SCIence and TECHnology for Solar System exploration


Asteroids throw ‘cosmic snowballs’ at each other

Binary asteroid systems are relatively common among near-Earth objects, with about 15% of asteroids hosting small moons. A study co-led by a member of the SCITECHSS group revealed that these systems are more dynamic than previously thought, exchanging rocks and dust through slow, low-velocity impacts that gradually reshape their surfaces over millions of years. Using images captured by NASA’s Double Asteroid Redirection Test (DART) spacecraft shortly before its 2022 impact with the asteroid moon Dimorphos, the team identified faint fan-shaped streaks on the moon’s surface. These features represent the first direct visual evidence of material naturally traveling between the primary asteroid Didymos and its satellite.

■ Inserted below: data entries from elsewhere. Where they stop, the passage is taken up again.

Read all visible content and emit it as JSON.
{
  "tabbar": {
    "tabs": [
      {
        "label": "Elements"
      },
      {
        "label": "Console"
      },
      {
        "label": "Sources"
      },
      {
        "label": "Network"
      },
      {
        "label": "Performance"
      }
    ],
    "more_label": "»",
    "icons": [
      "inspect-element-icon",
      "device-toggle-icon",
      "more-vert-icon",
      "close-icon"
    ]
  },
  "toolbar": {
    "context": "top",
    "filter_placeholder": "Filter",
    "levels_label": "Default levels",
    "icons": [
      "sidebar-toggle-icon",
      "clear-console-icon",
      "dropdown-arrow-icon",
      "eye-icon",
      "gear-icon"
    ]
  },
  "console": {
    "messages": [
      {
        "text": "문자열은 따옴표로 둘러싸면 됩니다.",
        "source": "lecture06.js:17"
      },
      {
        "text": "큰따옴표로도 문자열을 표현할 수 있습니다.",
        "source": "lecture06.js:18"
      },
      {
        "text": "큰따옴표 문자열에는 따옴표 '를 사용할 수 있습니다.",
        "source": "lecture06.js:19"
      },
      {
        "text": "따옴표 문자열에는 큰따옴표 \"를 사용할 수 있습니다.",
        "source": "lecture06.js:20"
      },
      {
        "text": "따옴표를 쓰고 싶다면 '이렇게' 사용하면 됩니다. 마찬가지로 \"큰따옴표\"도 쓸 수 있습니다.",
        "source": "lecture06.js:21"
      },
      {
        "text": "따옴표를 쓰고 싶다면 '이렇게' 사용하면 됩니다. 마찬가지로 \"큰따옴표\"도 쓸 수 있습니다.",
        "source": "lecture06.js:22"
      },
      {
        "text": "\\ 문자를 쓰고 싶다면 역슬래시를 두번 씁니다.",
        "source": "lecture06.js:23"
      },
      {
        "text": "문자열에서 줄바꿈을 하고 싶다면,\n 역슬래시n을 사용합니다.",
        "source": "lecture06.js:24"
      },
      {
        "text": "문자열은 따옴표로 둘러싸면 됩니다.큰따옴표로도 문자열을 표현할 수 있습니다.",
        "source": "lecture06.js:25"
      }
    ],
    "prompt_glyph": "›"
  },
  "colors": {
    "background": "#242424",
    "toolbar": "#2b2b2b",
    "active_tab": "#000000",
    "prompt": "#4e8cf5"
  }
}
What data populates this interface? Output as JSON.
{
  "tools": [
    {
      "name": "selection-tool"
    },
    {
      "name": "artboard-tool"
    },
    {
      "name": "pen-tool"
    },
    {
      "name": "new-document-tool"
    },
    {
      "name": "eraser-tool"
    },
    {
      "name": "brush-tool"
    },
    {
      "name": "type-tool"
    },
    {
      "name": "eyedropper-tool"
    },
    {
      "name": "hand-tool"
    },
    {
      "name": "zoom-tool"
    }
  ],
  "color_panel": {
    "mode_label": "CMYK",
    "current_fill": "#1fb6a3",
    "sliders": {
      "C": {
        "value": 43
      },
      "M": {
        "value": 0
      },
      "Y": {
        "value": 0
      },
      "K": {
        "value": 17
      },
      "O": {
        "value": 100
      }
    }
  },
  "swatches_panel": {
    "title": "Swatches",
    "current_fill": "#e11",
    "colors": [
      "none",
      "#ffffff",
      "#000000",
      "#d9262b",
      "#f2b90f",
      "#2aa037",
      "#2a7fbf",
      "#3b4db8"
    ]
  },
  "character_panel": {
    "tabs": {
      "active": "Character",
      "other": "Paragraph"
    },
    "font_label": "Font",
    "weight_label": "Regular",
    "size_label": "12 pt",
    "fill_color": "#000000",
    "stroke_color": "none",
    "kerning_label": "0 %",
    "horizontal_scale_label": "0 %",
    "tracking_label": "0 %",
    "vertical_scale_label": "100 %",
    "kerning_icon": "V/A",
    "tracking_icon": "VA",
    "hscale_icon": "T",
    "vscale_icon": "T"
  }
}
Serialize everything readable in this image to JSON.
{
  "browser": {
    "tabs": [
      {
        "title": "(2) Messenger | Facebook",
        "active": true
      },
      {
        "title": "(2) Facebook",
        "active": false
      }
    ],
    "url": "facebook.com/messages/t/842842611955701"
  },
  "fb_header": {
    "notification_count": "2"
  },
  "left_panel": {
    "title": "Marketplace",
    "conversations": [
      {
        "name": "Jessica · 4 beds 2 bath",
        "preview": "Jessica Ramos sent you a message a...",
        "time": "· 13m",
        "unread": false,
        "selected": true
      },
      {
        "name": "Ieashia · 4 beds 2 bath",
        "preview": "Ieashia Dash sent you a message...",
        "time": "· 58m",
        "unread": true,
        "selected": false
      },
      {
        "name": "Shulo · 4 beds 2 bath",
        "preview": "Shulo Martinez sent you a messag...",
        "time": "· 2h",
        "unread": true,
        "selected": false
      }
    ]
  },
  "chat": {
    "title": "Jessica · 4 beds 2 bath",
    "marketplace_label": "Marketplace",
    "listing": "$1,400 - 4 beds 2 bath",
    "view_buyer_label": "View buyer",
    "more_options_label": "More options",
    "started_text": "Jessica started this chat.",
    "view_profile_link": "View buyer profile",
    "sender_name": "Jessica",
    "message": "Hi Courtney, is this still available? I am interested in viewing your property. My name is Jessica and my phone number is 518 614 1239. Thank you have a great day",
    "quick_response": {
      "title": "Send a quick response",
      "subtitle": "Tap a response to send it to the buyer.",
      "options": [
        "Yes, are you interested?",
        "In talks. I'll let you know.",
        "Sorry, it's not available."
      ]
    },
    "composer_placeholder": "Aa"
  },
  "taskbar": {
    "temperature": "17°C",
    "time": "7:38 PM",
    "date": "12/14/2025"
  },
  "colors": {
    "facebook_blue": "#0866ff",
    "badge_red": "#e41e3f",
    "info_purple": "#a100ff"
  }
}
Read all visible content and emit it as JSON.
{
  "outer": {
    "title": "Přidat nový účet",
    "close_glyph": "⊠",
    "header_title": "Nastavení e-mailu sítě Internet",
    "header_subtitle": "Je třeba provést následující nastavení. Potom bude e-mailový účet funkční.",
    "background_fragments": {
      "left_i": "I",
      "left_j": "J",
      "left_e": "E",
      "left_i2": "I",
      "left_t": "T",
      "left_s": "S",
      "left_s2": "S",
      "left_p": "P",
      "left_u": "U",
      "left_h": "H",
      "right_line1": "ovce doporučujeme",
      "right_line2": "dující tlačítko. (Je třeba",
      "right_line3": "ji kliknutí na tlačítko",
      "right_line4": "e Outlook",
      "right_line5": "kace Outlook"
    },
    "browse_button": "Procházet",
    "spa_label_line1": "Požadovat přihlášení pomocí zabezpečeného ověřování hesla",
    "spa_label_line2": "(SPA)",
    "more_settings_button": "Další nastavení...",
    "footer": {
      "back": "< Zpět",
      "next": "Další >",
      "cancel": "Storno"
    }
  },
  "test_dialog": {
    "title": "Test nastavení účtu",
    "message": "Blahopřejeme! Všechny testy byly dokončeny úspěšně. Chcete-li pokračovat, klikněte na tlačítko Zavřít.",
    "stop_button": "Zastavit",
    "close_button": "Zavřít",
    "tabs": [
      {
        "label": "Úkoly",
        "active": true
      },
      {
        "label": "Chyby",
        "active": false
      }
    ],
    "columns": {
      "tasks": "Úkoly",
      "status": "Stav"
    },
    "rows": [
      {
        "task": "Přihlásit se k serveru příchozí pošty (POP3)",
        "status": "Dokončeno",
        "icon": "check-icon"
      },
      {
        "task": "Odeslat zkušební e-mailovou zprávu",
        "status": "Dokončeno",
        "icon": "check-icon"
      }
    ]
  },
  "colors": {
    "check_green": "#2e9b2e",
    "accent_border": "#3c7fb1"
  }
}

The Team determined that these streaks were produced by slow-moving debris—described as “cosmic snowballs”—that had been ejected from Didymos and later landed on Dimorphos. Careful image processing was required to reveal the features, as they were initially hidden by shadows and lighting artifacts in the spacecraft images. By mapping the streaks to a specific region on the moon and refining three-dimensional models of Dimorphos, the team confirmed that the patterns were real geological features rather than imaging effects. Their analysis also provided the first direct visual confirmation of the Yarkovsky-O’Keefe-Radzievskii-Paddack (YORP) effect, a process in which sunlight gradually increases the rotation rate of small asteroids until surface material is ejected, sometimes forming a secondary body.

Further calculations showed that the debris left Didymos at extremely low speeds—about 30.7 centimeters per second, slower than typical human walking speed—allowing the particles to settle gently on Dimorphos and form distinctive ray-like deposits rather than impact craters. Laboratory experiments and computer simulations reproduced these fan-shaped patterns, demonstrating that boulders on the asteroid’s surface guide the distribution of incoming material. The results indicate that binary asteroid systems evolve through continuous material exchange and surface reshaping. Future observations from the European Space Agency’s Hera mission, scheduled to arrive at Didymos in December 2026, may confirm whether these deposits survived the DART impact and could reveal new features created by debris from the collision, improving models of asteroid evolution and planetary defense.

The paper, “Evidence of Recent Material Transport within a Binary Asteroid System,”  has been published on March 6, 2026 in The Planetary Science Journal.